The Minnesota Canvassing Board unanimously rejected Democrat Al Franken's request to count absentee ballots that his campaign claims poll judges counted erroneously, according to the St. Paul Pioneer Press.
Before the recount began, Republican Sen. Norm Coleman had a 215-vote lead out of 2.9 million ballots cast. Now state figures showed a 238-vote lead when Nov. 4 tallies are compared with new counts in precincts where the recount is done.
But those numbers don’t include the nearly 3,600 challenges to be sorted out later, meaning the absentee fight could prove critical.
Coleman's team had argued that the board lacks the power to include those ballots in the recount.
Franken’s request was rejected Wednesday by a vote of 5-0 of the canvassing board, which includes Minnesota’s secretary of state, supreme court chief justice, another justice, and two county judges.

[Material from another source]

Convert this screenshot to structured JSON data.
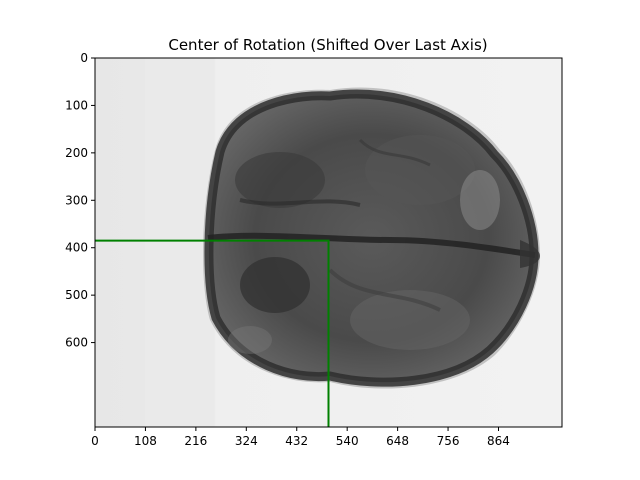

More than 12,000 absentee ballots were rejected, or about 5 percent of the roughly 288,000 absentee ballots attempted to be cast, Ritchie said. That 288,000 figure was a state record.

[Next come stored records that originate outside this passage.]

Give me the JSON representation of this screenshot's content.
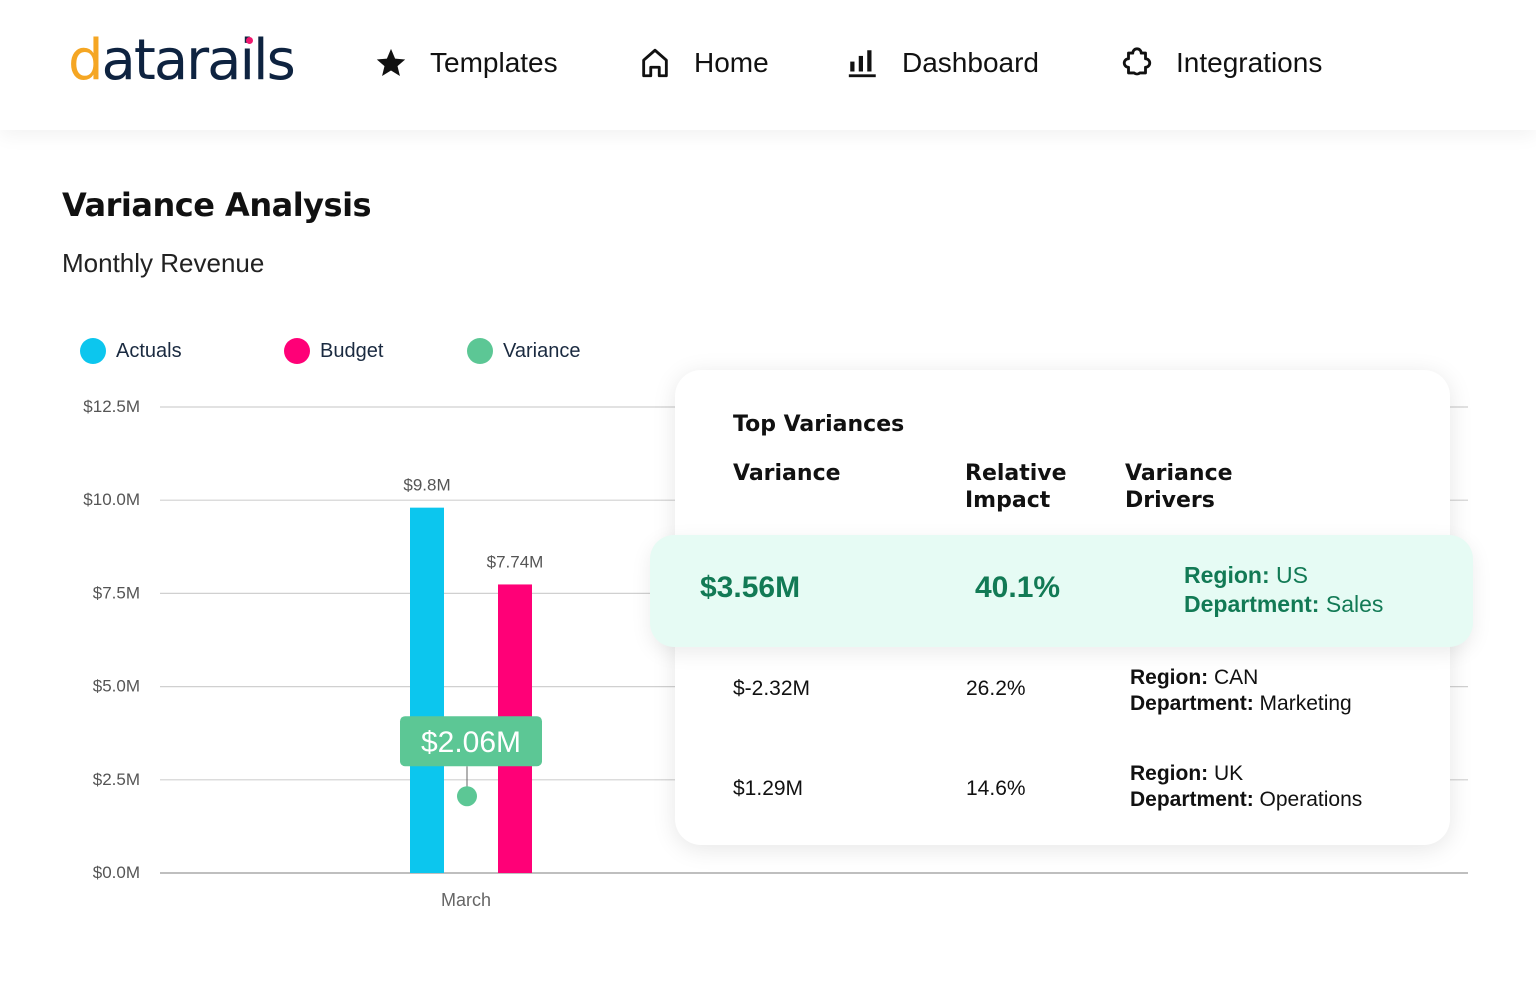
{
  "brand": {
    "logo_text": "datarails"
  },
  "nav": [
    {
      "label": "Templates",
      "icon": "star-icon"
    },
    {
      "label": "Home",
      "icon": "home-icon"
    },
    {
      "label": "Dashboard",
      "icon": "bar-chart-icon"
    },
    {
      "label": "Integrations",
      "icon": "puzzle-icon"
    }
  ],
  "page": {
    "title": "Variance Analysis",
    "subtitle": "Monthly Revenue"
  },
  "colors": {
    "actuals": "#0cc6ee",
    "budget": "#ff0077",
    "variance": "#5cc795",
    "highlight_bg": "#e6fbf4",
    "highlight_text": "#127a55"
  },
  "chart_data": {
    "type": "bar",
    "categories": [
      "March"
    ],
    "series": [
      {
        "name": "Actuals",
        "values": [
          9.8
        ],
        "labels": [
          "$9.8M"
        ]
      },
      {
        "name": "Budget",
        "values": [
          7.74
        ],
        "labels": [
          "$7.74M"
        ]
      },
      {
        "name": "Variance",
        "values": [
          2.06
        ],
        "labels": [
          "$2.06M"
        ]
      }
    ],
    "yticks": [
      "$0.0M",
      "$2.5M",
      "$5.0M",
      "$7.5M",
      "$10.0M",
      "$12.5M"
    ],
    "ylim": [
      0,
      12.5
    ],
    "grid": true,
    "legend": "top-left"
  },
  "top_variances": {
    "title": "Top Variances",
    "headers": [
      "Variance",
      "Relative Impact",
      "Variance Drivers"
    ],
    "rows": [
      {
        "variance": "$3.56M",
        "impact": "40.1%",
        "region_label": "Region:",
        "region": "US",
        "dept_label": "Department:",
        "dept": "Sales",
        "highlighted": true
      },
      {
        "variance": "$-2.32M",
        "impact": "26.2%",
        "region_label": "Region:",
        "region": "CAN",
        "dept_label": "Department:",
        "dept": "Marketing"
      },
      {
        "variance": "$1.29M",
        "impact": "14.6%",
        "region_label": "Region:",
        "region": "UK",
        "dept_label": "Department:",
        "dept": "Operations"
      }
    ]
  }
}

There is some hope for voters concerned that their ballots were rejected erroeneously, the newspaper reported. The board was receptive to a proposal from county attorneys to have local election officials to go through their rejected absentee ballots again and look for any that do not meet the criteria for being rejected.
That would mean sorting the ballots into five piles: four piles that meet the state legal reasons for rejection and a fifth pile for ballots that were rejected without meeting those four criteria — in other words, those that probably were rejected improperly.